An undeservedly forgotten composer over the last hundred years,  Johann Nepomuk Hummel (1778-1837) and his music are enjoying a long overdue revival. Born in Bratislava, Hummel was a pupil of Mozart, Clementi and Salieri, becoming admired by Chopin and Schubert. A fortepiano- and piano virtuoso and a renowned improviser, he composed seven piano trios from c.1803 to 1822. His Piano Trio in E flat major opus 96 is the last of them. The Atar players presented this work with its grace and elegance. In the middle movement – a charming theme with variations – there was much communication between the players, with each also clearly heard in individual utterance. In the final Rondo alla Russa, a popular Russian folk tune constitutes the main theme; the artists used strong gestures and plenty of timbral color to evoke its origins, displaying the composer’s expert writing, humor and his forecasting the Romantic era. There was much enjoyable music-making in the Atar Trio’s performance of the work; the artists’ playing radiated warmth and contagious immersion.
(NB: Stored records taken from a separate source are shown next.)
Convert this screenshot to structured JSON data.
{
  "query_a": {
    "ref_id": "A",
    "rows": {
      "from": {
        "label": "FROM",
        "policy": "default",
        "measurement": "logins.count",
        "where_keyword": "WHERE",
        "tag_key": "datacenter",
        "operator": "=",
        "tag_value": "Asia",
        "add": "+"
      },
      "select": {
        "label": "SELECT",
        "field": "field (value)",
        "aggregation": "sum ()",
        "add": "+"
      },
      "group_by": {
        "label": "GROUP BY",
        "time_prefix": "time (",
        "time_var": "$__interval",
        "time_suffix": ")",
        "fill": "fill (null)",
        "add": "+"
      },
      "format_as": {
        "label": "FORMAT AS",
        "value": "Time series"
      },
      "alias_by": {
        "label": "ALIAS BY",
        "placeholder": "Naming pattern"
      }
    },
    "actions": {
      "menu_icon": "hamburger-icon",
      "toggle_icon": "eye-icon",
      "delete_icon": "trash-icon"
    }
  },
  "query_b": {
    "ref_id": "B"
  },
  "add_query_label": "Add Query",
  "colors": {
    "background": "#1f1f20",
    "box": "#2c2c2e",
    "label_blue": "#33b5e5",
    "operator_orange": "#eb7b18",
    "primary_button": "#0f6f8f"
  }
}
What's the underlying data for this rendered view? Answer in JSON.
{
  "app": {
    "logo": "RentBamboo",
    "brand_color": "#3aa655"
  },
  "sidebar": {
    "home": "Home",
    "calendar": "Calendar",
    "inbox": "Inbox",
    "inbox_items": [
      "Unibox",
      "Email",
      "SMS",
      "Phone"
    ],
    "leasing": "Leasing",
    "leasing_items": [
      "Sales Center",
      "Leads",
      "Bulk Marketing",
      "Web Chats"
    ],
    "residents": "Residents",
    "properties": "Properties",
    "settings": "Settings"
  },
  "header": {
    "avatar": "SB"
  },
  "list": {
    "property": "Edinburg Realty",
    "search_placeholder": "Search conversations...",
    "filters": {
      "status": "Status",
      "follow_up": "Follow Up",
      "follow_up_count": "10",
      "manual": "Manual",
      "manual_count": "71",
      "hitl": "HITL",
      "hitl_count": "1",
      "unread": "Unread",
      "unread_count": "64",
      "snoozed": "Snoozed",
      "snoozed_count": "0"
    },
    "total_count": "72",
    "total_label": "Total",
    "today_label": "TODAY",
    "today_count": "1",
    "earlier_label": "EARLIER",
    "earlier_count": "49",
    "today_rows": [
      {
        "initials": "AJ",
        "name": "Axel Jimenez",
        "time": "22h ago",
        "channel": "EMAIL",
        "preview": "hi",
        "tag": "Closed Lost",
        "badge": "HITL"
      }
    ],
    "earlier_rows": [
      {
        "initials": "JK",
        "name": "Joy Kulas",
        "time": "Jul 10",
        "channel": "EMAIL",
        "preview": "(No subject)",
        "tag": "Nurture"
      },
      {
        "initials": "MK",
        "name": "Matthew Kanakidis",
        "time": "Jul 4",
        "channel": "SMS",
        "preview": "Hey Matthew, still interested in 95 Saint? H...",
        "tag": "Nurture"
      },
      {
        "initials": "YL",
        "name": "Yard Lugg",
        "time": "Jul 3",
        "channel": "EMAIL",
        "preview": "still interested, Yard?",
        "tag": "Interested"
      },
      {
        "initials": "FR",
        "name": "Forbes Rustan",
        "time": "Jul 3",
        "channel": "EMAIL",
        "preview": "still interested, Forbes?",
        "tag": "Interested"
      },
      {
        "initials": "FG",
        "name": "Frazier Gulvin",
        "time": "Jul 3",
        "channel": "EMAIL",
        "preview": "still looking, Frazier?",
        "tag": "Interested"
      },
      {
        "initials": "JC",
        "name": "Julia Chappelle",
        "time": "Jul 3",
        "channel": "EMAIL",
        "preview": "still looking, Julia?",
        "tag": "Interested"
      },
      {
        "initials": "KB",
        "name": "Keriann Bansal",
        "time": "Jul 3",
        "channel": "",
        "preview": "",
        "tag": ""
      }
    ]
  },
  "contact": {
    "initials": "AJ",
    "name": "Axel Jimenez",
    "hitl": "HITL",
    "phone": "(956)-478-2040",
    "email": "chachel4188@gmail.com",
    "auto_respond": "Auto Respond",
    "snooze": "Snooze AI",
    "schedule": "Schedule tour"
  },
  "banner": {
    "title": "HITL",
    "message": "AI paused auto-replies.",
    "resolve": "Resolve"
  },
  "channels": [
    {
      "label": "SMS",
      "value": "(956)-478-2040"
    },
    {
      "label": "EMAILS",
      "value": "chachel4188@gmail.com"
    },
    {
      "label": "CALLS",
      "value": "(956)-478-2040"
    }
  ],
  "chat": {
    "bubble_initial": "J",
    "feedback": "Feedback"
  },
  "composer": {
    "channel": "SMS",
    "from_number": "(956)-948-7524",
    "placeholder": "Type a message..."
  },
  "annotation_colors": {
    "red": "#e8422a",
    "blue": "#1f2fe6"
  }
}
Returning to Spain to conclude the concert, we heard Joaquín Turina’s (1882-1949) “Circulo”, one of the most unique works in the ensemble’s repertoire. The “Turina sound”, combining the influence of French music with Spanish, presents melodic invention, infectious indigenous rhythms, harmonic parallelisms, shimmering sonorous effects and sensuality, all bound together with a sense of form and order. The “Circulo” Fantasy for piano trio opus 91 (1936) was the composer’s final piano trio. In keeping with Turina’s penchant for cyclical forms, this work traces the progress of a single day from dawn through midday to dusk. With this programmatic contour explained to those present, the Atar Trio players left the filling in of associations of the changing scene to the audience’s fantasy.  With Marina Katz setting the early morning scene with expressive, mysterious sounds in the ‘cello’s lower register, the richly detailed canvas soars upwards with suggestions of morning brightness, bells, exuberance, associations with Spanish music set in Spain’s sultry landscape, exotic modal melodies and energy, all finally dissipating with the tranquil arrival of  evening. With competence and much individual utterance, the players gave a vivid performance that was rich in color and rhythmic intensity, reflecting a deep enquiry into Turina’s style.

Presenting a not-entirely-mainstream program, here were three fine players, each with much to say, all inspired by the possibilities offered by the chamber music concert platform and interaction with the audience. The acoustics of St. John’s Chapel are as congenial as the chapel itself; the Steinway & Sons piano is delightful.